Public Safety

For more than ten years, Denver’s leading broadcasters have worked with local officials, neighbors and the federal government to make good on a plan to ultimately take down four existing towers and replace them with a single tower that is shorter than the tallest tower it replaces for Digital TV.

 

Public Safety

Broadcast television stations play a significant role in homeland security and public safety. This has become even more apparent in the aftermath of 9/11 and Hurricane Katrina. When cable and satellite don’t work, free over-the-air broadcast television is often the first and only source for news and information. Local residents depend upon the stations for emergency news during extreme weather events and other emergencies.

Local stations are an integral of the Federal and state governments Emergency Alert System (EAS). Local television stations play a similar role in Amber Alerts which notifies the public of the abduction of a child so the public may assist in finding the child as quickly as possible.

The television stations have partnered with the Colorado Department of Local Affairs, which oversees homeland security for the state, to create a media and command center to ensure efficient dissemination of emergency information during a crisis.

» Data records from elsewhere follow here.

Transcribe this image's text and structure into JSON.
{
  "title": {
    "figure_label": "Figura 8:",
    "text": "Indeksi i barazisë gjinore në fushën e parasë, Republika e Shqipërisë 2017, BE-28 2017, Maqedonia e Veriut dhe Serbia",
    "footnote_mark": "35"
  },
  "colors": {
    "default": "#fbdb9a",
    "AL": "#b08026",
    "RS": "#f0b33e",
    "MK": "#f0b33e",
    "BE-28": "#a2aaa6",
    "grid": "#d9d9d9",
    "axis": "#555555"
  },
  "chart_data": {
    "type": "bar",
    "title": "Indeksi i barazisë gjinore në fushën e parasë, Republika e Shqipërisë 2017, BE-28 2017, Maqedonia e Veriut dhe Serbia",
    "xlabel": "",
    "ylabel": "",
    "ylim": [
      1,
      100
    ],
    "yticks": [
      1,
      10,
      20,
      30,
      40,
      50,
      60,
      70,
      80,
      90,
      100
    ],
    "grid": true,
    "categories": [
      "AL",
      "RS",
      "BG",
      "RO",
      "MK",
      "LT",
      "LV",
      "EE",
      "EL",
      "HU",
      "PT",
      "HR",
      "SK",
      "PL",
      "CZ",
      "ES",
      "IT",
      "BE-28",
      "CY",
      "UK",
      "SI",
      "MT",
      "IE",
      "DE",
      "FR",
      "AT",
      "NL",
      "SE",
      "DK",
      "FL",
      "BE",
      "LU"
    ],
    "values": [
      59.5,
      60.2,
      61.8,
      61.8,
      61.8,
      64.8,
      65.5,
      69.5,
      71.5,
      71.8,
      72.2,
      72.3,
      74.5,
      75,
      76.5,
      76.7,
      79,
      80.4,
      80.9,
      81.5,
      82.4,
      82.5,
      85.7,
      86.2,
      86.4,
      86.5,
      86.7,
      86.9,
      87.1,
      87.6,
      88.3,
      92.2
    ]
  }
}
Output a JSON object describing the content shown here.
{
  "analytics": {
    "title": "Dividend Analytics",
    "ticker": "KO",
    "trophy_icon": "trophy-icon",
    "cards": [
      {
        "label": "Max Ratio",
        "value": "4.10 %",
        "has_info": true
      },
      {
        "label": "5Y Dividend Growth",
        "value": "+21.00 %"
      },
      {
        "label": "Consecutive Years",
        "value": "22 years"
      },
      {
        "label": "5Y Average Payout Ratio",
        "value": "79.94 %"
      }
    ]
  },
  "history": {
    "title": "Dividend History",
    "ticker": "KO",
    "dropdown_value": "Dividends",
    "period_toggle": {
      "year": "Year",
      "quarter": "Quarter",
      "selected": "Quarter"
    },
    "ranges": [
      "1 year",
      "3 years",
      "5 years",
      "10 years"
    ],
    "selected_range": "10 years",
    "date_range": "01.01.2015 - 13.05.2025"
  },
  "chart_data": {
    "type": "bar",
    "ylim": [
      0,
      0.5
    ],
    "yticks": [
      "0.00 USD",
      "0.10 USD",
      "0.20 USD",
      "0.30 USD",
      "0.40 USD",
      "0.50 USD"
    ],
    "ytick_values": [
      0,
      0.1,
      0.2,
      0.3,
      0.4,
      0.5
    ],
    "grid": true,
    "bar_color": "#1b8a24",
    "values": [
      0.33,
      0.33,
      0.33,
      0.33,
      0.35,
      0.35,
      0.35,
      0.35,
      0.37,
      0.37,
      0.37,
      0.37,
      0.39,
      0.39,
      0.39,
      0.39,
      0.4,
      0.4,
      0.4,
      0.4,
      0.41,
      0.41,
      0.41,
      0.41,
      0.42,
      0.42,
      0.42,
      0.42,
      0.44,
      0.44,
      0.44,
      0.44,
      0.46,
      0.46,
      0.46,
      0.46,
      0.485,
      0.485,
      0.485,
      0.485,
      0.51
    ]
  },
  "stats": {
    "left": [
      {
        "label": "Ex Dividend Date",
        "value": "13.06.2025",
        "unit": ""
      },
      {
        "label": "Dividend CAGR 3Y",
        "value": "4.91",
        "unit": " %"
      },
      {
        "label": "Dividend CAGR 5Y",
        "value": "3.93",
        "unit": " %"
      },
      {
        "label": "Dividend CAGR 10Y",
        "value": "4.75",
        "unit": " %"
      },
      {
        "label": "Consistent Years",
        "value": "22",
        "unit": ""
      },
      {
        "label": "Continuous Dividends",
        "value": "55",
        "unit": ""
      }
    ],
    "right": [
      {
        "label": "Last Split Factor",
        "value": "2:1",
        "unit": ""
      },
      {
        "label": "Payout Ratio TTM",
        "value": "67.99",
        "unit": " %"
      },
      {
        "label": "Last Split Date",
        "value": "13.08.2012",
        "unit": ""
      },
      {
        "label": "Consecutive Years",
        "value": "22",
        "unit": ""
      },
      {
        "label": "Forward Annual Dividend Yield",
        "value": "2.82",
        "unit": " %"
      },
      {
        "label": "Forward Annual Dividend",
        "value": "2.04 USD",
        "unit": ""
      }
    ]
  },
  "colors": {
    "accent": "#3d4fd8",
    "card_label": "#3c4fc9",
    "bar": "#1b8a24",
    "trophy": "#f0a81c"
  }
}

The federal plan for implementing Digital Television includes reallocating some of the frequencies returned to the FCC by the stations at the end of the transition period. These frequencies will be allocated for use by homeland security and local first responders. For the first time, emergency services will utilize the same frequencies across the country. The lack of a common band of frequencies has presented problems not just in national disasters but local ones as well. In most metropolitan areas, the various first responder agencies do not utilize interoperable communication systems. The rest of the frequencies will be sold, in part to provide funding to first responders to purchase new communications equipment.